| 要旨トップ | 目次 | | 日本生態学会第69回全国大会 (2022年3月、福岡) 講演要旨 ESJ69 Abstract |
一般講演(ポスター発表) P2-236 (Poster presentation)
一回繁殖性から多回繁殖性まで、生物種によって寿命が大きく異なっている。ミヤマハタザオArabidopsis kamchaticaは中部地方の0~3000 mという広い標高帯に分布し、野外の低標高集団は一年草に近い生活史を示すのに対して高標高集団は典型的な多年草である。種内で見られるこの著しい寿命の多型が、異なる環境への適応にかかわっている可能性がある。本研究では、(1)一年草と多年草の間で大きく異なることが一般に知られている繁殖器官/栄養器官比等の資源配分比を寿命の指標とし、標高に沿って遺伝的な寿命の違いがあるかどうかを検証するとともに、(2)繁殖後に死亡するという野外の低標高集団で見られる一年草型の生活史がどんな栽培条件で発現するのかを調べた。

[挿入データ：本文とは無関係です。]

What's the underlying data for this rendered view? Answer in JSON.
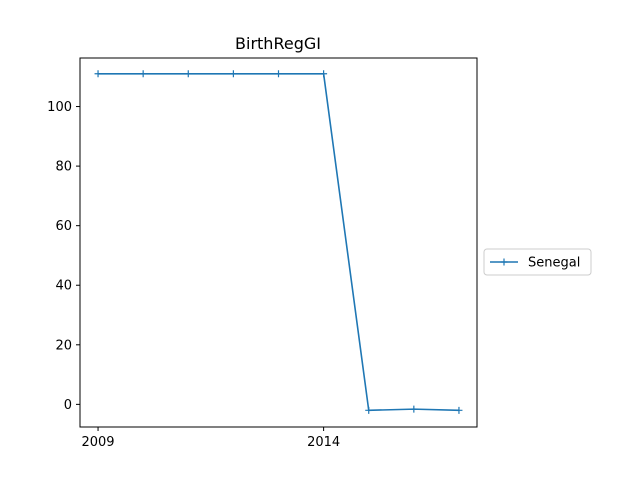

中部地方の標高87~2835 mのミヤマハタザオ9集団に由来する計212個体を栽培した。繁殖開始から2週間後に温度を高温・平温(32・20 ℃)の2条件、水量は渇水・平水・豊水(週・個体あたり60 ml、80 ml、および100 ml以上)の3条件に設定した。繁殖終了後、器官別に乾燥重量を計り、繁殖器官/栄養器官比と地上部/地下部比を求めた。
その結果、一番目に、いずれの温度・水分条件においても、低標高集団ほど繁殖器官への資源配分が多く、低標高集団ほど一年草型の生活史をとるという遺伝的変異があることが示された。また高温と由来標高との間の交互作用が繁殖器官/栄養器官比に影響しており、資源配分に対する表現型可塑性にも由来標高による遺伝的な違いがあると考えられる。
二番目に、繁殖終了後に全てのロゼット葉を枯らす(ロゼット枯れ)個体の割合が低標高集団で高く、特に高温条件で高かった。高温条件下のロゼット枯れ個体は繁殖器官の重量が大きく、そのような環境条件下で葉の資源を繁殖器官に配分することで、短命・高繁殖の生活史が発現すると考えられる。